Widely considered the most beautiful of all aquilegias, Aquilegia caerulea’s extraordinary delicacy comes from its slender posterior spurs that reflect the large bicolor flower like a shooting star. This is a flower that completely blurs its surroundings: its petals are white, like snow-capped mountains; outer sepals, pure caerulean azure. I was immediately able to see how it earned state flower status and why it won the RHS Award of Garden Merit in October. Harsh life in the Rockies has instilled a natural tolerance for sun, shade, cold, and wind: as tough climbers, we must be humble to grace our gardens.
Five Rocky Mountain perennials to try in the garden
Aquilegia caerulea is best sown from seed during the summer and overwintered to produce a short-lived perennial. Although it prefers a moist but free-draining environment, it will take up a range of spaces and soils. Remove the flower stalks after flowering to prolong the life of the plant.
I should have known penstemons would distract me when I was looking for Colorado doves. Numerous species occupy this intermountain region, from the vibrant, candy-blue P.strictus and P. virens to the fiery red P. barbatus that covers the roadsides.
But my favorite was P. whippleanus: a plum-purple dwarf seen all over Rocky Mountain National Park. Try the ‘Drop Chocolate’ variety.

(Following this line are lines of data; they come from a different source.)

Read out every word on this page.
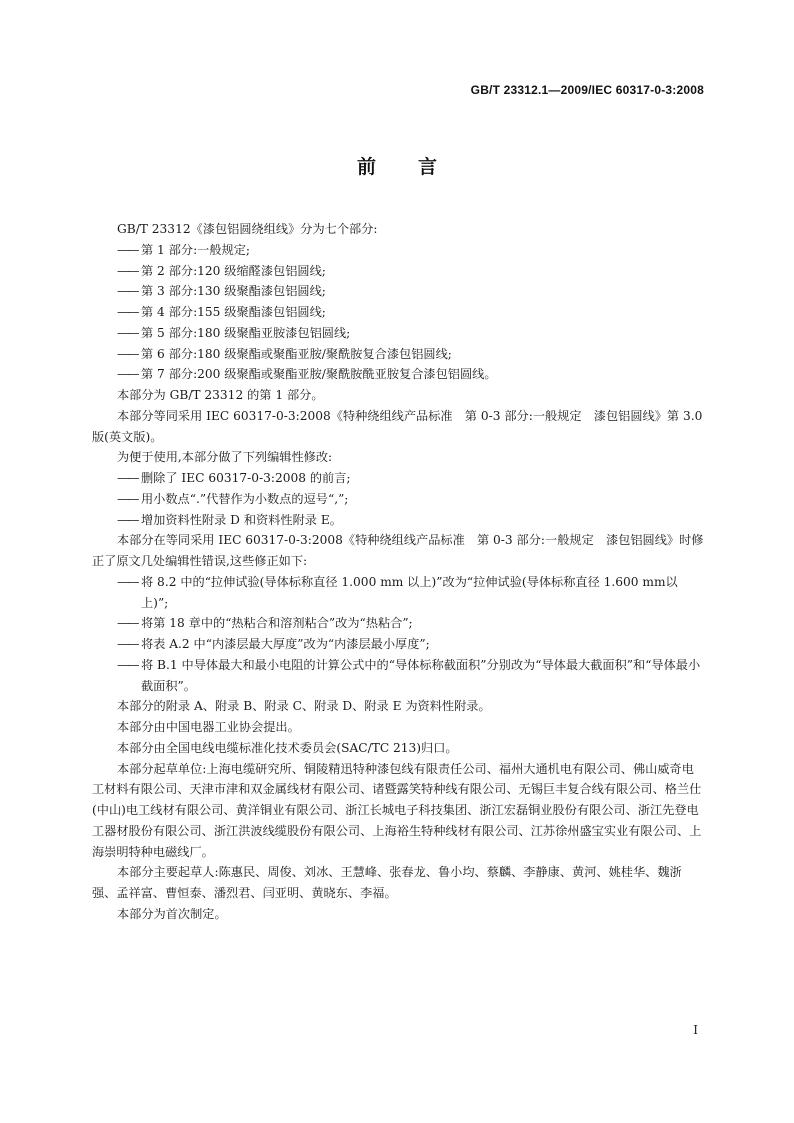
GB/T 23312.1—2009/IEC 60317-0-3:2008
前 言

GB/T 23312《漆包铝圆绕组线》分为七个部分:

—— 第 1 部分:一般规定;

—— 第 2 部分:120 级缩醛漆包铝圆线;

—— 第 3 部分:130 级聚酯漆包铝圆线;

—— 第 4 部分:155 级聚酯漆包铝圆线;

—— 第 5 部分:180 级聚酯亚胺漆包铝圆线;

—— 第 6 部分:180 级聚酯或聚酯亚胺/聚酰胺复合漆包铝圆线;

—— 第 7 部分:200 级聚酯或聚酯亚胺/聚酰胺酰亚胺复合漆包铝圆线。

本部分为 GB/T 23312 的第 1 部分。

本部分等同采用 IEC 60317-0-3:2008《特种绕组线产品标准　第 0-3 部分:一般规定　漆包铝圆线》第 3.0 版(英文版)。

为便于使用,本部分做了下列编辑性修改:

—— 删除了 IEC 60317-0-3:2008 的前言;

—— 用小数点“.”代替作为小数点的逗号“,”;

—— 增加资料性附录 D 和资料性附录 E。

本部分在等同采用 IEC 60317-0-3:2008《特种绕组线产品标准　第 0-3 部分:一般规定　漆包铝圆线》时修正了原文几处编辑性错误,这些修正如下:

—— 将 8.2 中的“拉伸试验(导体标称直径 1.000 mm 以上)”改为“拉伸试验(导体标称直径 1.600 mm以上)”;

—— 将第 18 章中的“热粘合和溶剂粘合”改为“热粘合”;

—— 将表 A.2 中“内漆层最大厚度”改为“内漆层最小厚度”;

—— 将 B.1 中导体最大和最小电阻的计算公式中的“导体标称截面积”分别改为“导体最大截面积”和“导体最小截面积”。

本部分的附录 A、附录 B、附录 C、附录 D、附录 E 为资料性附录。

本部分由中国电器工业协会提出。

本部分由全国电线电缆标准化技术委员会(SAC/TC 213)归口。

本部分起草单位:上海电缆研究所、铜陵精迅特种漆包线有限责任公司、福州大通机电有限公司、佛山威奇电工材料有限公司、天津市津和双金属线材有限公司、诸暨露笑特种线有限公司、无锡巨丰复合线有限公司、格兰仕(中山)电工线材有限公司、黄洋铜业有限公司、浙江长城电子科技集团、浙江宏磊铜业股份有限公司、浙江先登电工器材股份有限公司、浙江洪波线缆股份有限公司、上海裕生特种线材有限公司、江苏徐州盛宝实业有限公司、上海崇明特种电磁线厂。

本部分主要起草人:陈惠民、周俊、刘冰、王慧峰、张春龙、鲁小均、蔡麟、李静康、黄河、姚桂华、魏浙强、孟祥富、曹恒泰、潘烈君、闫亚明、黄晓东、李福。

本部分为首次制定。

I
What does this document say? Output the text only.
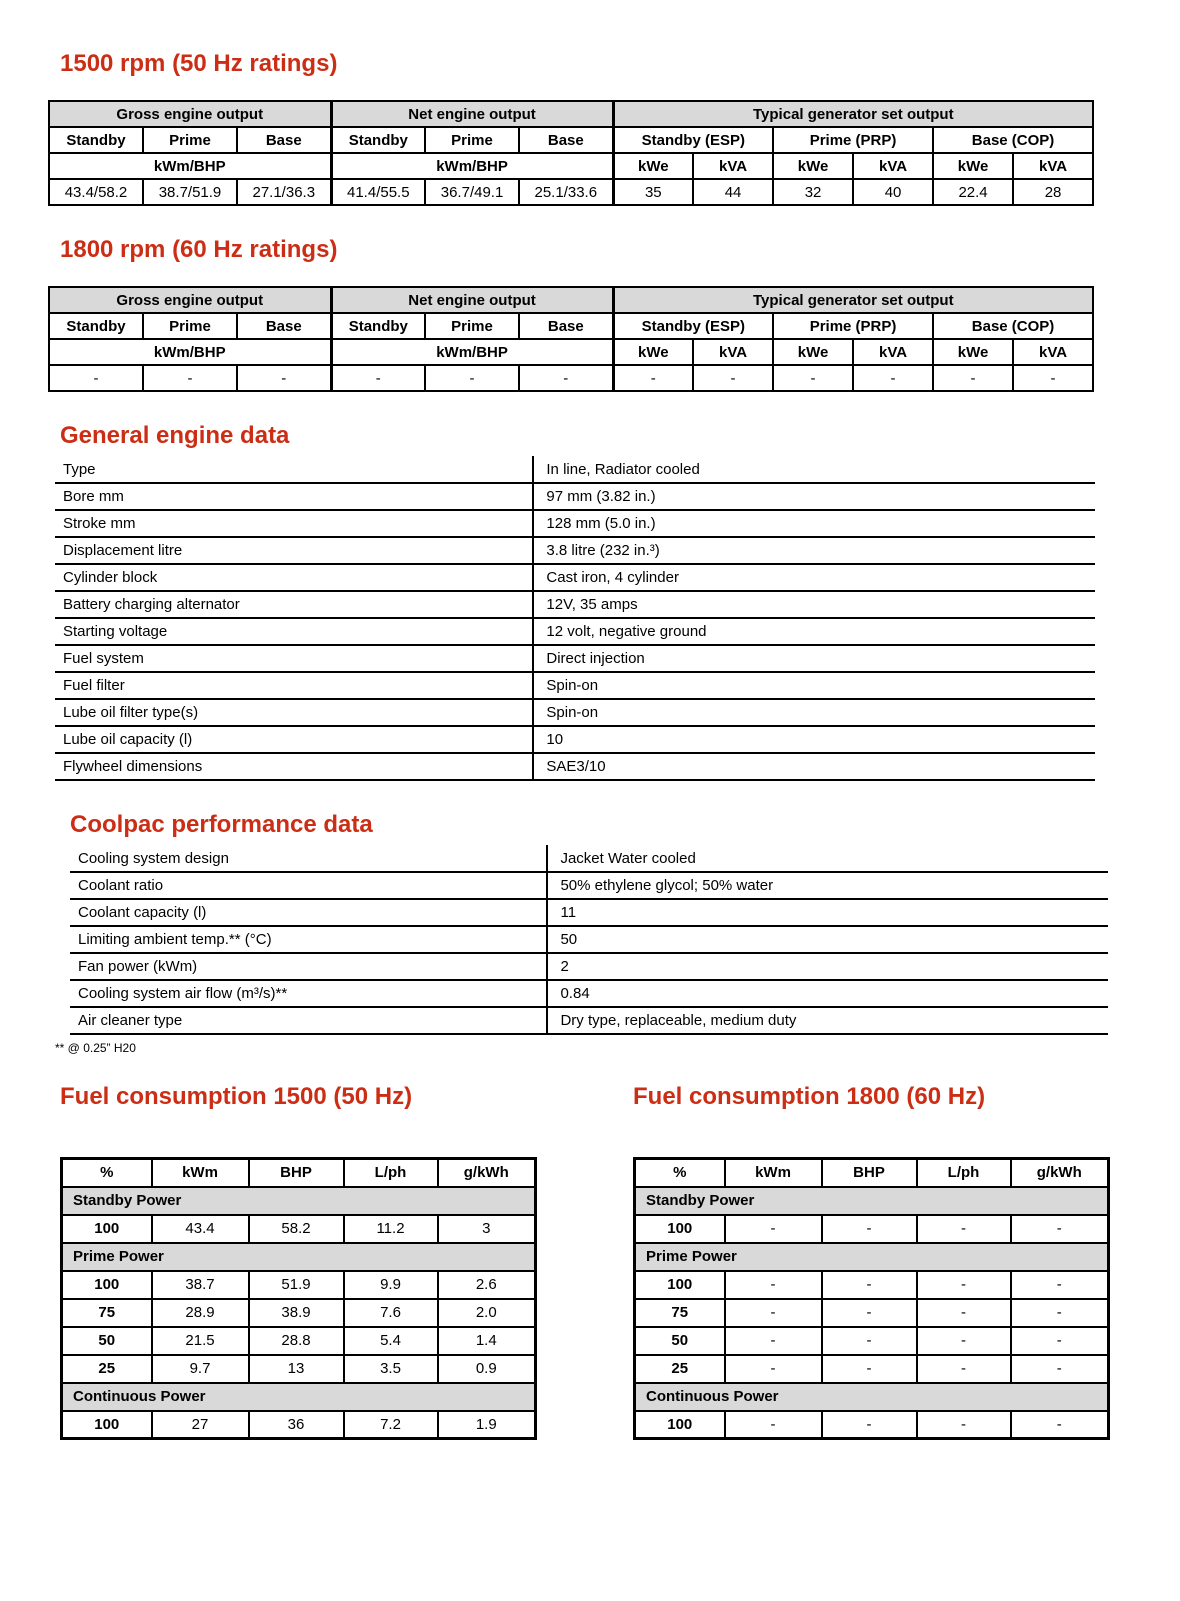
1500 rpm (50 Hz ratings)
Gross engine output			Net engine output			Typical generator set output					
Standby	Prime	Base	Standby	Prime	Base	Standby (ESP)		Prime (PRP)		Base (COP)	
kWm/BHP			kWm/BHP			kWe	kVA	kWe	kVA	kWe	kVA
43.4/58.2	38.7/51.9	27.1/36.3	41.4/55.5	36.7/49.1	25.1/33.6	35	44	32	40	22.4	28
1800 rpm (60 Hz ratings)
Gross engine output			Net engine output			Typical generator set output					
Standby	Prime	Base	Standby	Prime	Base	Standby (ESP)		Prime (PRP)		Base (COP)	
kWm/BHP			kWm/BHP			kWe	kVA	kWe	kVA	kWe	kVA
-	-	-	-	-	-	-	-	-	-	-	-
General engine data
Type	In line, Radiator cooled
Bore mm	97 mm (3.82 in.)
Stroke mm	128 mm (5.0 in.)
Displacement litre	3.8 litre (232 in.³)
Cylinder block	Cast iron, 4 cylinder
Battery charging alternator	12V, 35 amps
Starting voltage	12 volt, negative ground
Fuel system	Direct injection
Fuel filter	Spin-on
Lube oil filter type(s)	Spin-on
Lube oil capacity (l)	10
Flywheel dimensions	SAE3/10
Coolpac performance data
Cooling system design	Jacket Water cooled
Coolant ratio	50% ethylene glycol; 50% water
Coolant capacity (l)	11
Limiting ambient temp.** (°C)	50
Fan power (kWm)	2
Cooling system air flow (m³/s)**	0.84
Air cleaner type	Dry type, replaceable, medium duty
** @ 0.25” H20
Fuel consumption 1500 (50 Hz)
%	kWm	BHP	L/ph	g/kWh
Standby Power				
100	43.4	58.2	11.2	3
Prime Power				
100	38.7	51.9	9.9	2.6
75	28.9	38.9	7.6	2.0
50	21.5	28.8	5.4	1.4
25	9.7	13	3.5	0.9
Continuous Power				
100	27	36	7.2	1.9
Fuel consumption 1800 (60 Hz)
%	kWm	BHP	L/ph	g/kWh
Standby Power				
100	-	-	-	-
Prime Power				
100	-	-	-	-
75	-	-	-	-
50	-	-	-	-
25	-	-	-	-
Continuous Power				
100	-	-	-	-
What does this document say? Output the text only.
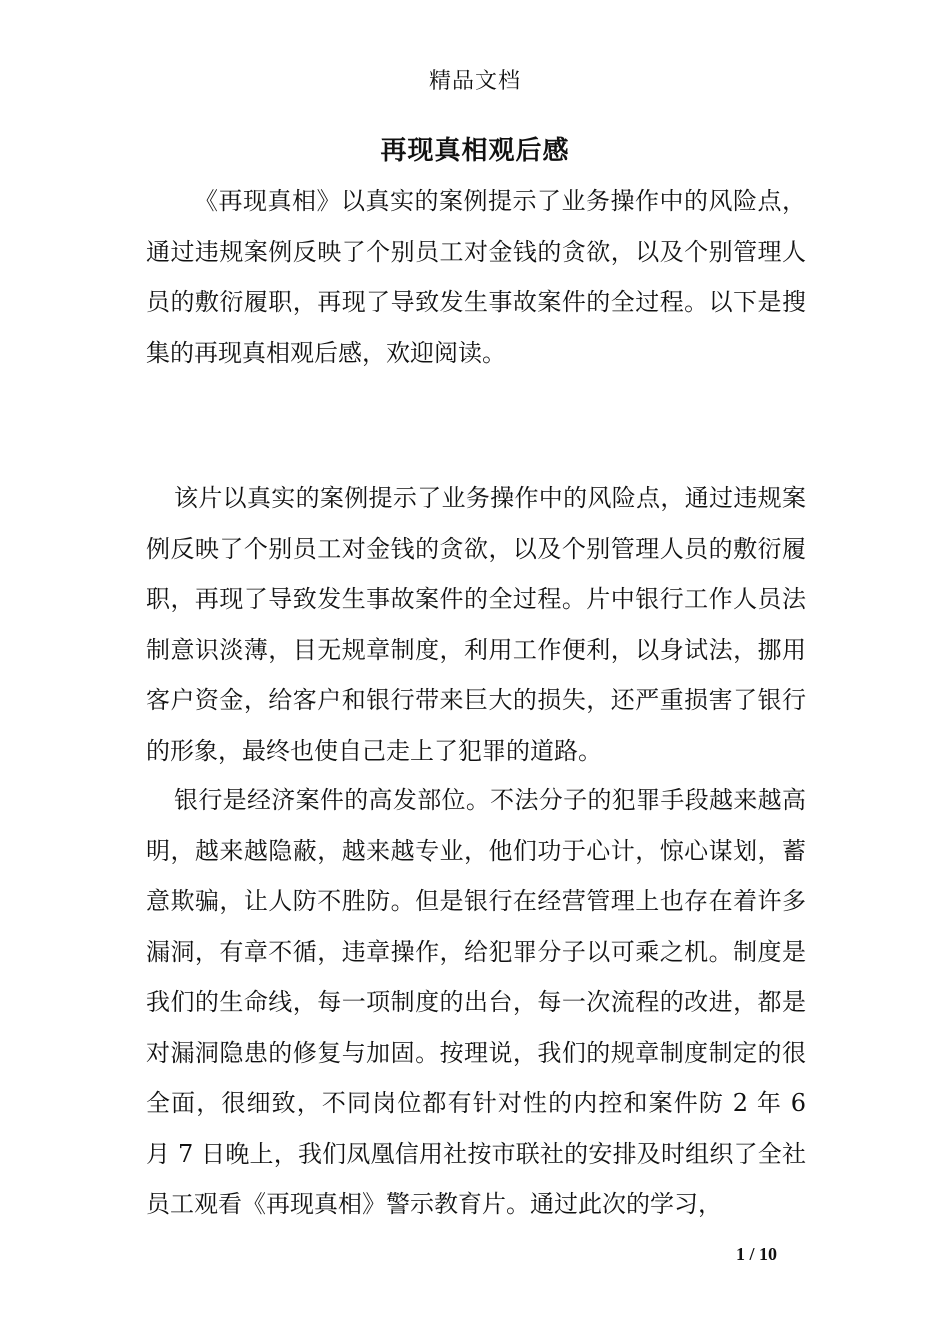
精品文档
再现真相观后感

《再现真相》以真实的案例提示了业务操作中的风险点，通过违规案例反映了个别员工对金钱的贪欲，以及个别管理人员的敷衍履职，再现了导致发生事故案件的全过程。以下是搜集的再现真相观后感，欢迎阅读。

该片以真实的案例提示了业务操作中的风险点，通过违规案例反映了个别员工对金钱的贪欲，以及个别管理人员的敷衍履职，再现了导致发生事故案件的全过程。片中银行工作人员法制意识淡薄，目无规章制度，利用工作便利，以身试法，挪用客户资金，给客户和银行带来巨大的损失，还严重损害了银行的形象，最终也使自己走上了犯罪的道路。

银行是经济案件的高发部位。不法分子的犯罪手段越来越高明，越来越隐蔽，越来越专业，他们功于心计，惊心谋划，蓄意欺骗，让人防不胜防。但是银行在经营管理上也存在着许多漏洞，有章不循，违章操作，给犯罪分子以可乘之机。制度是我们的生命线，每一项制度的出台，每一次流程的改进，都是对漏洞隐患的修复与加固。按理说，我们的规章制度制定的很全面，很细致，不同岗位都有针对性的内控和案件防 2 年 6 月 7 日晚上，我们凤凰信用社按市联社的安排及时组织了全社员工观看《再现真相》警示教育片。通过此次的学习，

1 / 10
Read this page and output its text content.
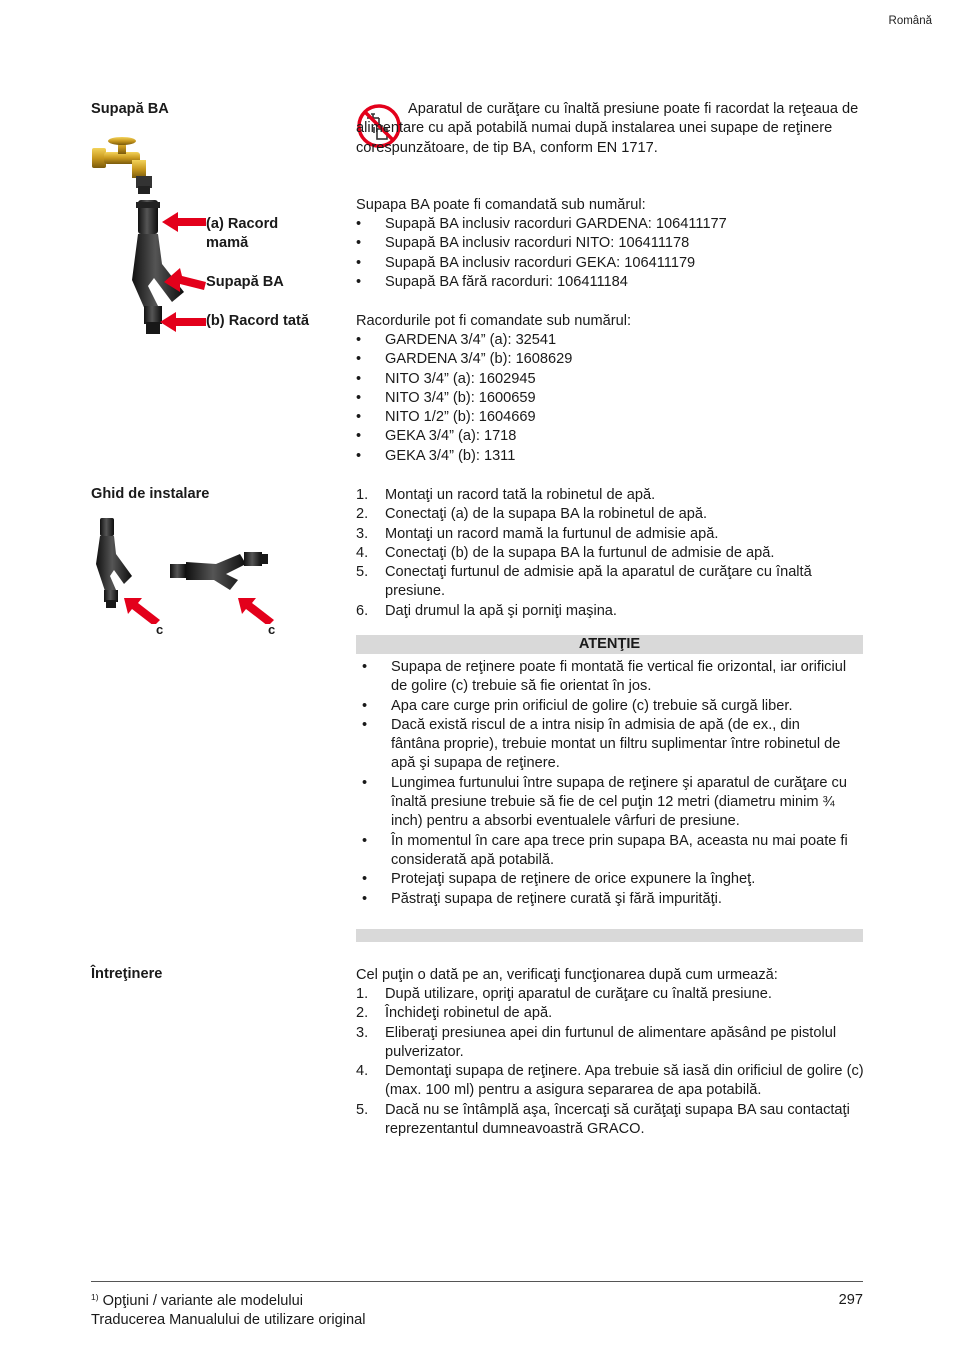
Română
Supapă BA
(a) Racord mamă
Supapă BA
(b) Racord tată
Aparatul de curăţare cu înaltă presiune poate fi racordat la reţeaua de alimentare cu apă potabilă numai după instalarea unei supape de reţinere corespunzătoare, de tip BA, conform EN 1717.
Supapa BA poate fi comandată sub numărul:
• Supapă BA inclusiv racorduri GARDENA: 106411177
• Supapă BA inclusiv racorduri NITO: 106411178
• Supapă BA inclusiv racorduri GEKA: 106411179
• Supapă BA fără racorduri: 106411184
Racordurile pot fi comandate sub numărul:
• GARDENA 3/4” (a): 32541
• GARDENA 3/4” (b): 1608629
• NITO 3/4” (a): 1602945
• NITO 3/4” (b): 1600659
• NITO 1/2” (b): 1604669
• GEKA 3/4” (a): 1718
• GEKA 3/4” (b): 1311
Ghid de instalare
c	c
1. Montaţi un racord tată la robinetul de apă.
2. Conectaţi (a) de la supapa BA la robinetul de apă.
3. Montaţi un racord mamă la furtunul de admisie apă.
4. Conectaţi (b) de la supapa BA la furtunul de admisie de apă.
5. Conectaţi furtunul de admisie apă la aparatul de curăţare cu înaltă presiune.
6. Daţi drumul la apă şi porniţi maşina.
ATENŢIE
• Supapa de reţinere poate fi montată fie vertical fie orizontal, iar orificiul de golire (c) trebuie să fie orientat în jos.
• Apa care curge prin orificiul de golire (c) trebuie să curgă liber.
• Dacă există riscul de a intra nisip în admisia de apă (de ex., din fântâna proprie), trebuie montat un filtru suplimentar între robinetul de apă şi supapa de reţinere.
• Lungimea furtunului între supapa de reţinere şi aparatul de curăţare cu înaltă presiune trebuie să fie de cel puţin 12 metri (diametru minim ¾ inch) pentru a absorbi eventualele vârfuri de presiune.
• În momentul în care apa trece prin supapa BA, aceasta nu mai poate fi considerată apă potabilă.
• Protejaţi supapa de reţinere de orice expunere la îngheţ.
• Păstraţi supapa de reţinere curată şi fără impurităţi.
Întreţinere	Cel puţin o dată pe an, verificaţi funcţionarea după cum urmează:
1. După utilizare, opriţi aparatul de curăţare cu înaltă presiune.
2. Închideţi robinetul de apă.
3. Eliberaţi presiunea apei din furtunul de alimentare apăsând pe pistolul pulverizator.
4. Demontaţi supapa de reţinere. Apa trebuie să iasă din orificiul de golire (c) (max. 100 ml) pentru a asigura separarea de apa potabilă.
5. Dacă nu se întâmplă aşa, încercaţi să curăţaţi supapa BA sau contactaţi reprezentantul dumneavoastră GRACO.
$^{1)}$ Opţiuni / variante ale modelului
Traducerea Manualului de utilizare original
297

Veratrum californicum, known as ‘corn lily’, is a tall, verbascum-like perennial with attractively large, curved leaves. It is home to a range of habitats: I came across clusters of these impressive creamy-white flowers in the high meadows around Crested Butte. Note: It is toxic if eaten.
Among all the types of flowers that are abundant in the Rockies, you can not escape such compositions as daisies of any color and shape. Here and there—especially in open meadows—I’ve come across low-flowered clumps of asters, beautiful American daisies that have been reclassified as Symphyotrichum. A popular cultivar is S. laeve ‘Calliope’, which has dark green leaves and cornflower-purple flowers.
At the Garden Museum’s latest herb expo, I purchased an intriguing ocher golden pea (Thermopsis montana). New to me at the time was common in the Rockies, illuminating riverbanks and wooded clearings. Somewhere between lupine and baptismal, it is an excellent perennial rhizome for penumbra.